7. Conclusions and Suggestions
Our research results and discussion are summarized and concluded as follows. First, it is necessary to improve the EI of Korean college students. To achieve this, university authorities must provide students with a more strategic and systematic startup education. Secondly, ES (risk-taking, initiative, and adventurousness), EA, and ESE are important psychological characteristics that positively contributed to college students’ EIs. These three variables explain approximately 73% of an individual’s EI. Of these factors, founder self-efficacy has the strongest influence. The results of this study are consistent with the most common theories about the factors affecting various EIs. In this respect, when providing startup education in university settings, it is necessary to focus on improving ESE. Thirdly, the impact of ESE on EI is relatively more significant than that of EA or ES. Therefore, it is recommended that startup education should focus on competencies such as startup knowledge and startup skills that can affect ESE. In this respect, ESE will contribute to the sustainability of college students’ EI, and college students’ EI will contribute to the sustainability of their business startup.
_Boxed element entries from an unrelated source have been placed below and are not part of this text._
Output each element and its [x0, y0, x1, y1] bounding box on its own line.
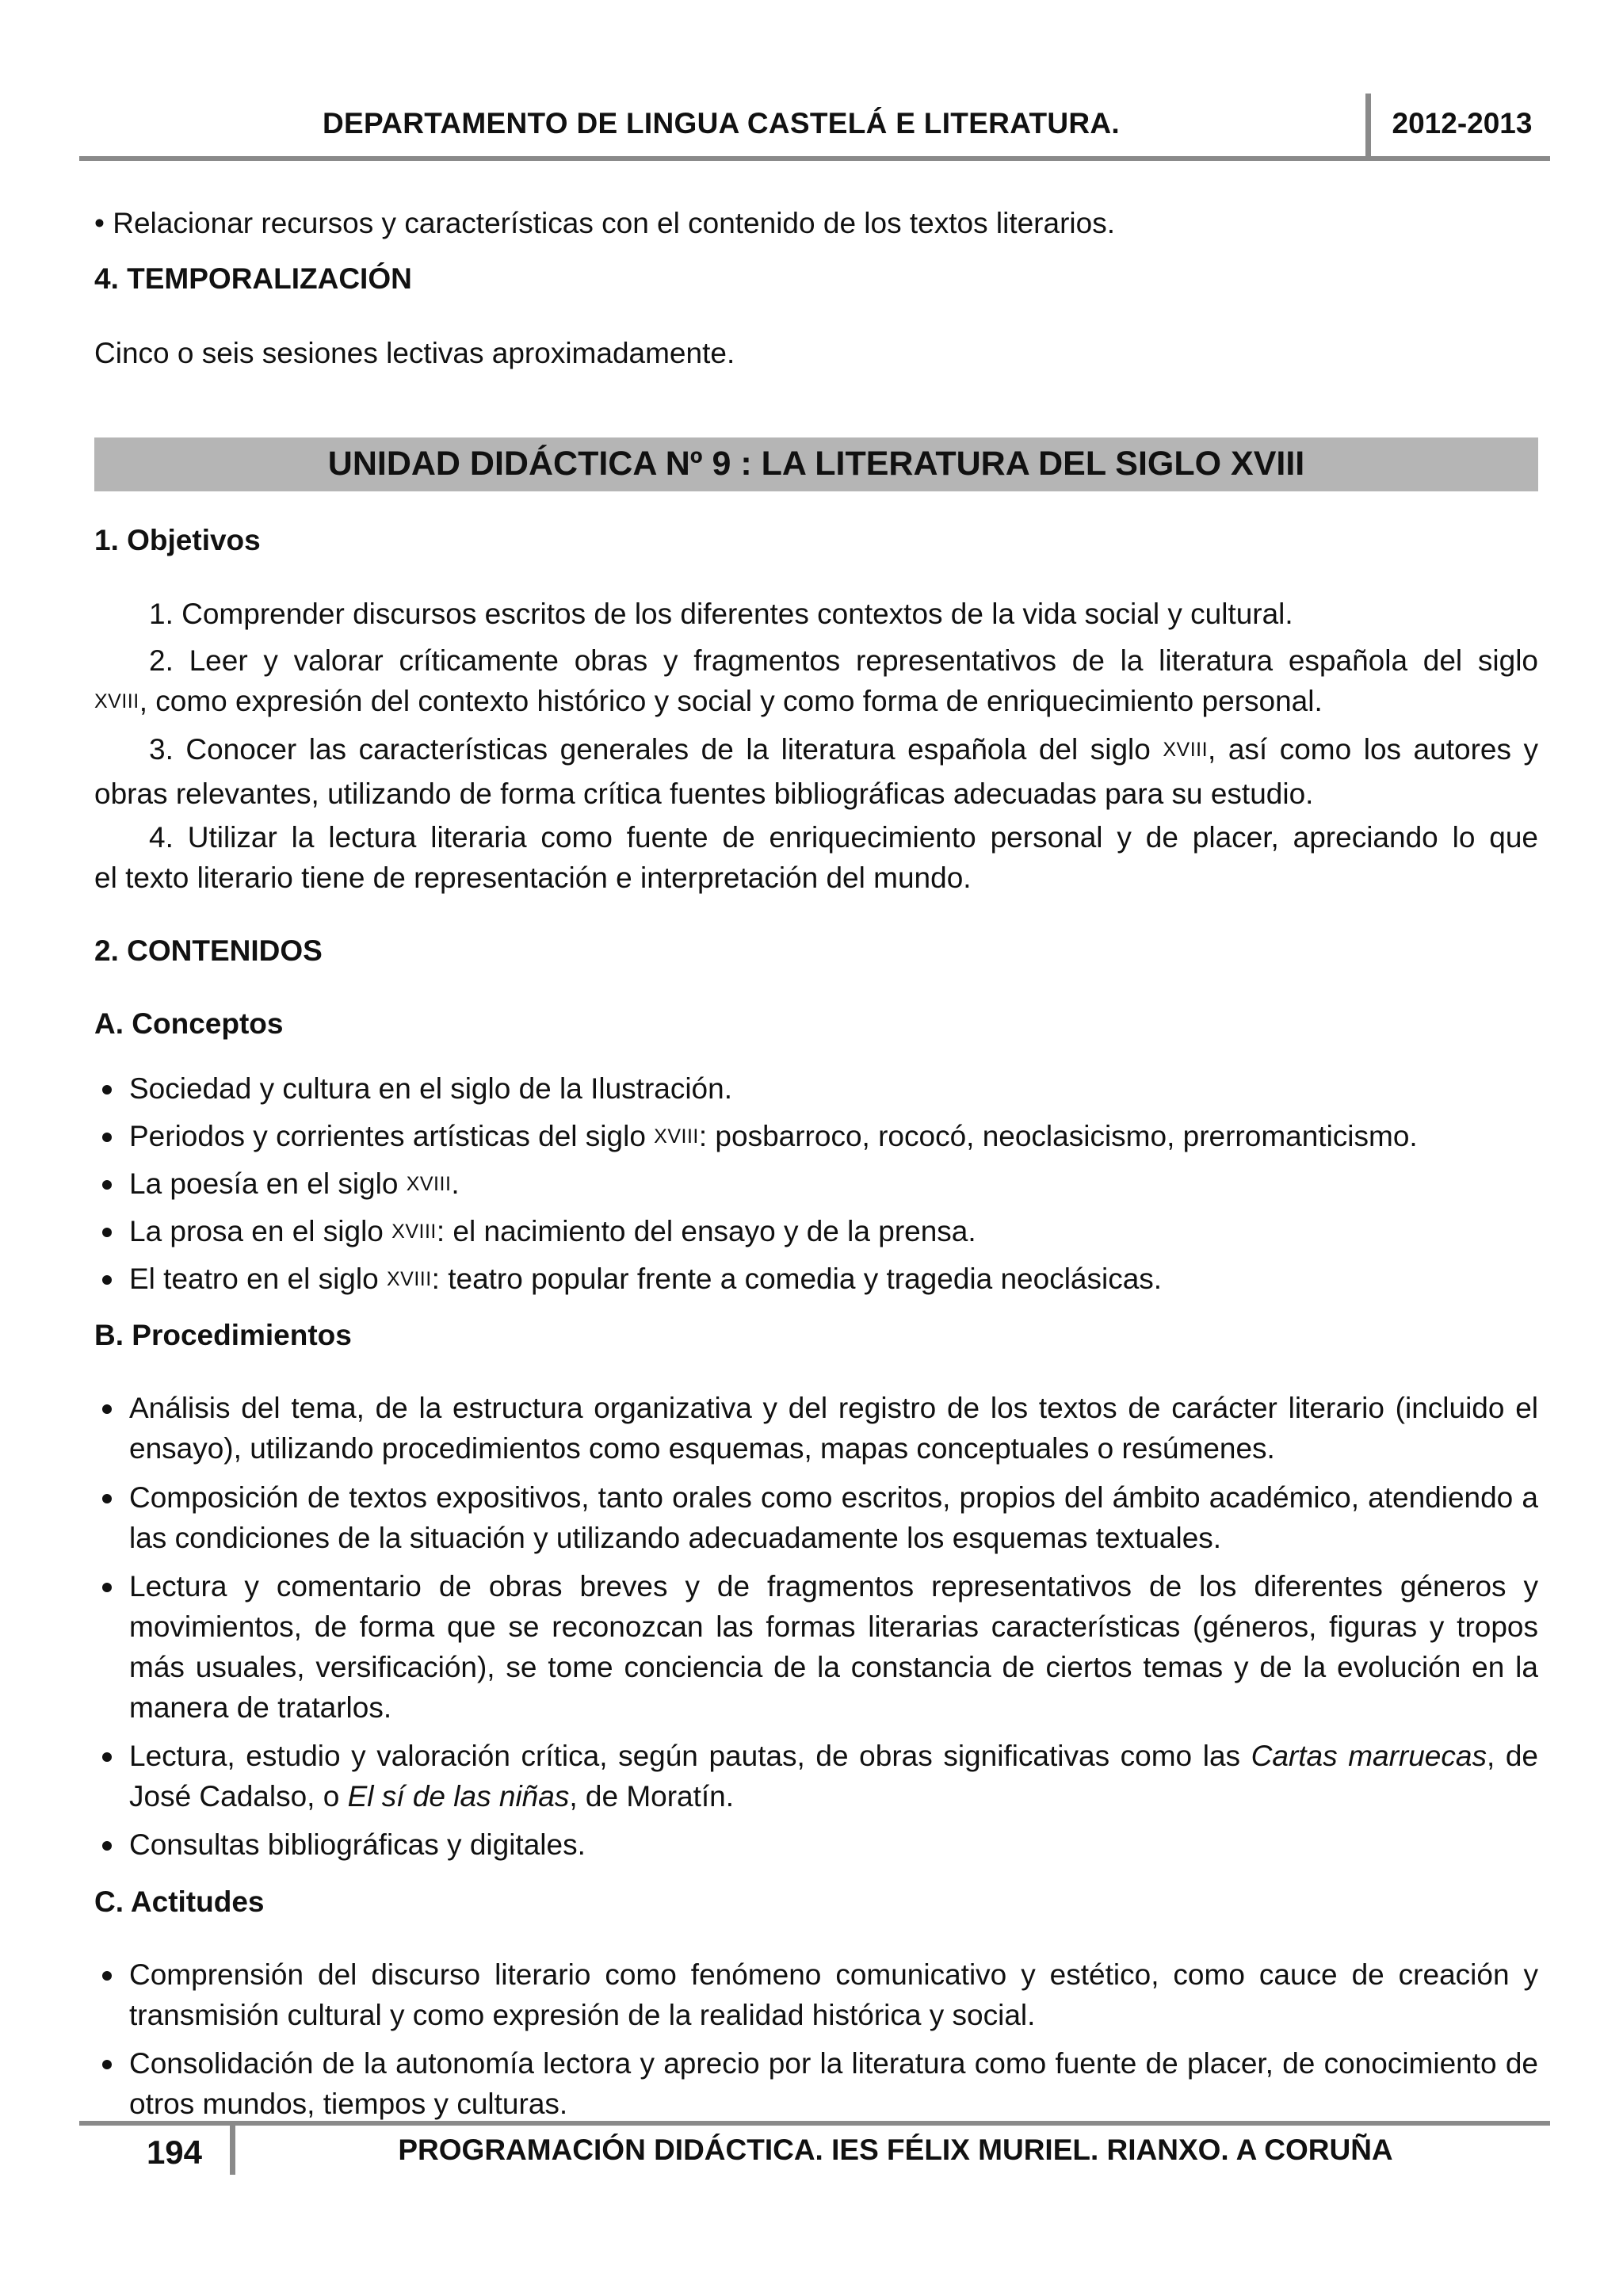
objetivo-3	[94, 729, 1538, 814]
actitud-item	[94, 2043, 1538, 2124]
siglo-xviii-smallcaps: XVIII	[1163, 739, 1209, 761]
intro-bullet: • Relacionar recursos y características con el contenido de los textos literarios.	[94, 207, 1115, 239]
bullet-icon	[94, 1068, 129, 1109]
siglo-xviii-smallcaps: XVIII	[406, 1173, 452, 1195]
procedimiento-text: Análisis del tema, de la estructura organizativa y del registro de los textos de carácter literario (incluido el ensayo), utilizando procedimientos como esquemas, mapas conceptuales o resúmenes.	[129, 1392, 1538, 1465]
objetivo-1: 1. Comprender discursos escritos de los diferentes contextos de la vida social y cultural.	[149, 598, 1293, 630]
bullet-icon	[94, 1477, 129, 1558]
work-title: El sí de las niñas	[347, 1780, 570, 1813]
temporalizacion-heading: 4. TEMPORALIZACIÓN	[94, 262, 412, 295]
siglo-xviii-smallcaps: XVIII	[654, 1125, 699, 1148]
bullet-icon	[94, 1954, 129, 2035]
concepto-item	[94, 1116, 1538, 1160]
actitudes-heading: C. Actitudes	[94, 1885, 265, 1918]
unit-title: UNIDAD DIDÁCTICA Nº 9 : LA LITERATURA DEL SIGLO XVIII	[327, 445, 1305, 483]
concepto-text: Sociedad y cultura en el siglo de la Ilustración.	[129, 1072, 732, 1105]
objetivo-4-line-1: 4. Utilizar la lectura literaria como fuente de enriquecimiento personal y de placer, apreciando lo que	[149, 821, 1538, 854]
objetivo-2	[94, 640, 1538, 725]
procedimiento-item	[94, 1388, 1538, 1469]
concepto-text-part: El teatro en el siglo	[129, 1263, 387, 1295]
concepto-text-part: .	[451, 1167, 460, 1200]
procedimiento-text	[129, 1736, 1538, 1817]
procedimiento-text-part: , de Moratín.	[569, 1780, 735, 1813]
concepto-text-part: La poesía en el siglo	[129, 1167, 407, 1200]
concepto-text-part: : teatro popular frente a comedia y tragedia neoclásicas.	[431, 1263, 1163, 1295]
objetivo-4	[94, 817, 1538, 898]
actitud-text: Comprensión del discurso literario como fenómeno comunicativo y estético, como cauce de creación y transmisión cultural y como expresión de la realidad histórica y social.	[129, 1958, 1538, 2031]
header-department: DEPARTAMENTO DE LINGUA CASTELÁ E LITERATURA.	[322, 107, 1121, 139]
concepto-text-part: Periodos y corrientes artísticas del siglo	[129, 1120, 655, 1152]
bullet-icon	[94, 2043, 129, 2124]
procedimiento-text: Composición de textos expositivos, tanto orales como escritos, propios del ámbito académico, atendiendo a las condiciones de la situación y utilizando adecuadamente los esquemas textuales.	[129, 1481, 1538, 1554]
objetivo-2-line-2	[94, 681, 1538, 725]
procedimiento-text-part: , de José Cadalso, o	[129, 1740, 1538, 1813]
actitud-item	[94, 1954, 1538, 2035]
procedimiento-item	[94, 1736, 1538, 1817]
concepto-text-part: : el nacimiento del ensayo y de la prensa.	[436, 1215, 976, 1247]
bullet-icon	[94, 1211, 129, 1255]
bullet-icon	[94, 1259, 129, 1303]
page-number: 194	[146, 2134, 203, 2171]
header-year: 2012-2013	[1392, 107, 1533, 139]
concepto-item	[94, 1163, 1538, 1208]
footer-text: PROGRAMACIÓN DIDÁCTICA. IES FÉLIX MURIEL. RIANXO. A CORUÑA	[398, 2134, 1393, 2166]
objetivo-2-line-2-text: , como expresión del contexto histórico y social y como forma de enriquecimiento personal.	[139, 685, 1323, 717]
objetivo-3-line-1-end: , así como los autores y	[1208, 733, 1538, 766]
siglo-xviii-smallcaps: XVIII	[391, 1221, 437, 1243]
objetivo-2-line-1: 2. Leer y valorar críticamente obras y fragmentos representativos de la literatura española del siglo	[149, 644, 1538, 677]
procedimiento-text: Lectura y comentario de obras breves y de fragmentos representativos de los diferentes géneros y movimientos, de forma que se reconozcan las formas literarias características (géneros, figuras y tropos más usuales, versificación), se tome conciencia de la constancia de ciertos temas y de la evolución en la manera de tratarlos.	[129, 1570, 1538, 1724]
procedimiento-item	[94, 1566, 1538, 1728]
concepto-text	[129, 1163, 1538, 1208]
concepto-item	[94, 1259, 1538, 1303]
contenidos-heading: 2. CONTENIDOS	[94, 934, 323, 967]
concepto-item	[94, 1211, 1538, 1255]
siglo-xviii-smallcaps: XVIII	[94, 690, 139, 712]
work-title: Cartas marruecas	[1251, 1740, 1487, 1772]
concepto-text	[129, 1116, 1538, 1160]
objetivos-heading: 1. Objetivos	[94, 524, 261, 556]
objetivo-4-line-2: el texto literario tiene de representación e interpretación del mundo.	[94, 861, 972, 894]
objetivo-3-line-1	[94, 729, 1538, 774]
footer-rule	[79, 2121, 1550, 2126]
bullet-icon	[94, 1824, 129, 1865]
procedimiento-text-part: Lectura, estudio y valoración crítica, según pautas, de obras significativas como las	[129, 1740, 1251, 1772]
procedimiento-item	[94, 1477, 1538, 1558]
siglo-xviii-smallcaps: XVIII	[386, 1268, 432, 1290]
bullet-icon	[94, 1566, 129, 1728]
footer-separator	[230, 2121, 235, 2175]
header-separator	[1365, 94, 1371, 157]
procedimiento-item	[94, 1824, 1538, 1865]
bullet-icon	[94, 1163, 129, 1208]
concepto-text-part: : posbarroco, rococó, neoclasicismo, prerromanticismo.	[698, 1120, 1418, 1152]
concepto-text	[129, 1259, 1538, 1303]
objetivo-3-line-1-text: 3. Conocer las características generales de la literatura española del siglo	[149, 733, 1163, 766]
actitud-text: Consolidación de la autonomía lectora y aprecio por la literatura como fuente de placer, de conocimiento de otros mundos, tiempos y culturas.	[129, 2047, 1538, 2120]
concepto-text-part: La prosa en el siglo	[129, 1215, 392, 1247]
conceptos-heading: A. Conceptos	[94, 1007, 284, 1040]
procedimientos-heading: B. Procedimientos	[94, 1319, 352, 1351]
temporalizacion-text: Cinco o seis sesiones lectivas aproximadamente.	[94, 337, 735, 369]
bullet-icon	[94, 1388, 129, 1469]
objetivo-3-line-2: obras relevantes, utilizando de forma crítica fuentes bibliográficas adecuadas para su estudio.	[94, 777, 1314, 810]
bullet-icon	[94, 1736, 129, 1817]
bullet-icon	[94, 1116, 129, 1160]
concepto-text	[129, 1211, 1538, 1255]
header-rule	[79, 156, 1550, 161]
procedimiento-text: Consultas bibliográficas y digitales.	[129, 1828, 586, 1861]
concepto-item	[94, 1068, 1538, 1109]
In the future, we recommend that researchers focus on the following considerations. Firstly, since sampling in this study was conducted at the university level, the collected data are multi-layered. Therefore, we recommend that researchers use a multilevel model analysis or structural equation model analysis, controlling multilevel model conditions. Secondly, as this study focused on individual characteristic factors that have a relatively large influence on EI, based on the results of previous studies, we recommend including socio-ecological factors that influence EI (family economic conditions, government policies, systems, support, startup funds, etc.) to reveal a wider range of influencing factors.